Brødrene Halléns hanskefabrikk
- Company type: Aksjeselskap
- Industry: Glove manufacturing
- Founded: 1890
- Defunct: 1980
- Fate: Glove production ended; shop continued
- Headquarters: Oslo, Norway
- Key people: Ludvig Hallén; Wilhelm Hallén
- Products: Gloves (Nellah brand)

= Brødrene Halléns hanskefabrikk =

Former Norwegian glove manufacturer

Brødrene Halléns hanskefabrikk (Norwegian for "The Hallén Brothers' Glove Factory") was an industrial company in Oslo that produced and sold gloves under the Nellah trademark, "Hallén" spelled backward.

== History ==

A tannery and glove-making business was founded in 1822 by Jens Christian Hallén. His son Christian took over in 1862, and before his death in 1888 the third generation, the brothers Ludvig and Wilhelm Hallén, were taken on as partners. The brothers expanded the business into the country's largest glove factory and specialty shop, putting the Nellah trademark on everything from coarse work gloves to fine walking gloves, and established glove shops under the Nellah name in several cities along with several branches in Oslo.

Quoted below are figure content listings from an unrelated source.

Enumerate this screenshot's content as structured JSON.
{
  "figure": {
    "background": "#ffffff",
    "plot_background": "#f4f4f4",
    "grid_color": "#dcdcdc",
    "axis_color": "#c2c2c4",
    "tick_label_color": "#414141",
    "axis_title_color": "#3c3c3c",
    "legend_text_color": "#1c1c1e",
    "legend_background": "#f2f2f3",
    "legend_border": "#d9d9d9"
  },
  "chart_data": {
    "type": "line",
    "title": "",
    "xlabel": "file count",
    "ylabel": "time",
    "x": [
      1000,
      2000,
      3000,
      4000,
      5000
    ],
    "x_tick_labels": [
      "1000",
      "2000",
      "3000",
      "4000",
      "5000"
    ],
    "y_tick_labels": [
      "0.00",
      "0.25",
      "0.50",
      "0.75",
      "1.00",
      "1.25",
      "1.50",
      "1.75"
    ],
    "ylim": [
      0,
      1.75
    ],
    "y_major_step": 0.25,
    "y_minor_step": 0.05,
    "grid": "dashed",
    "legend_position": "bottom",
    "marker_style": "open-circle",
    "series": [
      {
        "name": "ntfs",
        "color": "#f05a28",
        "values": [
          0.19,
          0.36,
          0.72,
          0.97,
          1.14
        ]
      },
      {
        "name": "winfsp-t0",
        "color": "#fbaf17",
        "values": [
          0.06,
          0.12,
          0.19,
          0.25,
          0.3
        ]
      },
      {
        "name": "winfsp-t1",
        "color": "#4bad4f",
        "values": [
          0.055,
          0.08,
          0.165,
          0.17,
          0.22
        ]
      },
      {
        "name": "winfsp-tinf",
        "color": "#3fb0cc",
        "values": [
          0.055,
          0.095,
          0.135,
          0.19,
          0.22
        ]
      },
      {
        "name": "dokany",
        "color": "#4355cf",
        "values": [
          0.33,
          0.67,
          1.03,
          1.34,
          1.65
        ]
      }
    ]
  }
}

The factory in Christian Michelsens gate was closed in the late 1970s, and the buildings, near Lilleborg Church, still stand, converted into apartments. The glove shop on the corner of Øvre Slottsgate and Karl Johan was closed in 1989, but its interior was preserved at the wish of the city's heritage authority, while the branch on the corner of Stortingsgata and Roald Amundsens gate, opened in 1936, was carried on by the sixth generation, under Annette Hallén.